В исторических сочинениях среди имен чагатайских султанов мы не находим имени Халиля; у Ибн Баттуты упоминается среди правителей смутного времени Халиль, сын чагатайского царевича Ясавура; ему будто бы удалось победить Бузана[192], первого преемника Тармаширина (ни Дженкши, ни другие ханы, о которых говорят историки, у Ибн Баттуты не упоминаются), и взять не только Алмалык, но даже Каракорум и Бешбалык; впоследствии он заключил мир с китайским императором и вернулся в Самарканд и Бухару. Его главным сподвижником был владетель Термеза Ала аль-Мульк, сейид, носивший титул Худавенд-заде; впоследствии Халиль по наущению клеветников из тюрок казнил Ала аль-Мулька, и этот поступок был причиной утраты им власти; он был взят в плен гератским владетелем Хусейном и будто бы жил в плену еще весной 1347 года, когда Ибн Баттута покинул Индию.
Несмотря на фантастичность рассказа, существование Халиля доказывается монетами с именем султана Халилаллаха, чеканенными в Бухаре в 742 и 743 годах хиджры (1342–1344). Историки знают только одного султана из сыновей Ясавура, Казана[193] (монеты с его именем мы также имеем), жившего подобно Кебеку и Тармаширину в долине Кашкадаарьи, построившего для себя дворец Зенджир-сарай, в двух стоянках от Карши, и погибшего в 1346 или 1347 году в борьбе с восставшими главарями кочевников. Пока нет ответа на вопрос, можно ли признать имена Казан и Хал ил аллах двумя именами одного и того же хана.

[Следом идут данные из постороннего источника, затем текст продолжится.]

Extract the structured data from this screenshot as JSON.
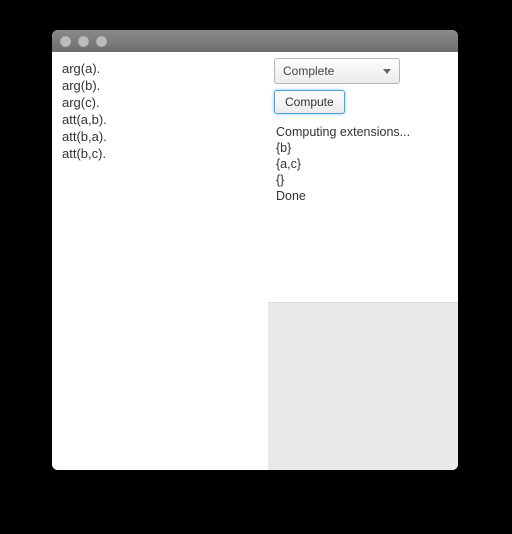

Власть в Мавераннахре после смерти Казана перешла к тюркским эмирам; так они называются в персидских источниках; в том же значении тюрками употреблялось слово бег, иногда также монгольское нойон. Первым из таких эмиров был Казаган[194]; его зимним местопребыванием было место Сали-Сарай на Амударье (ныне селение Сарай, выше Термеза); вероятно, оно имело такое же значение при чагатайских ханах; по словам анонима начала XV века, в Сали-Сарае был похоронен хан Казан. Судя по названию, там был ханский дворец; берег Амударьи издавна был местом зимовки для кочевников, в 1220–1221 годах там проводил зиму Чингисхан. Летом Казаган переходил в горную местность около города Мунка, или Бальджуана.
Казаган и его преемники возводили на престол подставных ханов, сначала из рода Чагатая, потом также из рода Угэдэя; монеты с именами этих ханов чеканились только в Мавераннахре, от Термеза до Отрара и Исфиджаба, или Сайрама, включительно. Мы знаем, что власть эмиров Мавераннахра распространялась и на северную часть Афганистана, но нумизматических доказательств этого факта, по-видимому, нет. Восточные области бывшего чагатайского ханства политически совершенно отделились от Мавераннахра; там были свои ханы и свои верховные, или улусные, эмиры, некоторое время возводившие на престол ханов. Дальнейшая история Средней Азии сложилась так, что в Мавераннахре эмиры держали власть в своих руках; из их среды вышла такая исключительная личность, как Тимур, создавший обширную державу, которую наследовали, хотя и в меньшем размере, его потомки, постепенно отказывавшиеся от обычая прикрывать свою власть подставными ханами. С другой стороны, на востоке возникла династия ханов, постепенно лишивших всякой власти эмиров. Первый из этих ханов, Туклук-Тимур[195], родился в 730 / 1329–1330 году и сделался ханом 18 лет от роду, то есть в 748 / 1347–1448 году. Это хронологическое совпадение заставляет предполагать причинную связь между низложением Казан-хана и возведением на престол Туклук-Тимура, хотя в источниках никаких указаний на такую связь нет и вообще время окончательного распадения бывшего чагатайского государства не определяется. Нет точных данных и о том, когда произошло политическое отделение Алмалыка от Мавераннахра; миссионер Мариньолли[196], проезжавший через Алмалык в 1341 году, говорит, что он там построил церковь и свободно проповедовал, несмотря на гибель нескольких миссионеров незадолго перед этим, но не приводит имени хана, которому тогда принадлежал Алмалык. После гонителя христиан, царевича из потомков Угэдэя Али-султана (впрочем, его называют жестоким тираном и мусульманские историки), правил Мухаммед-Пулад; есть монета с именем «Мухаммед», чеканенная в Алмалыке в 1345 году (шабан 746 года хиджры). Насколько известно, это последняя монета из Алмалыка. Имена всех этих ханов впоследствии настолько были забыты монголами, что пользовавшийся монгольскими преданиями в XVI веке Мухаммед-Хайдар[197] называет Туклук-Тимура сыном Эсен-Буки, едва ли бывшего в живых после 1318 года.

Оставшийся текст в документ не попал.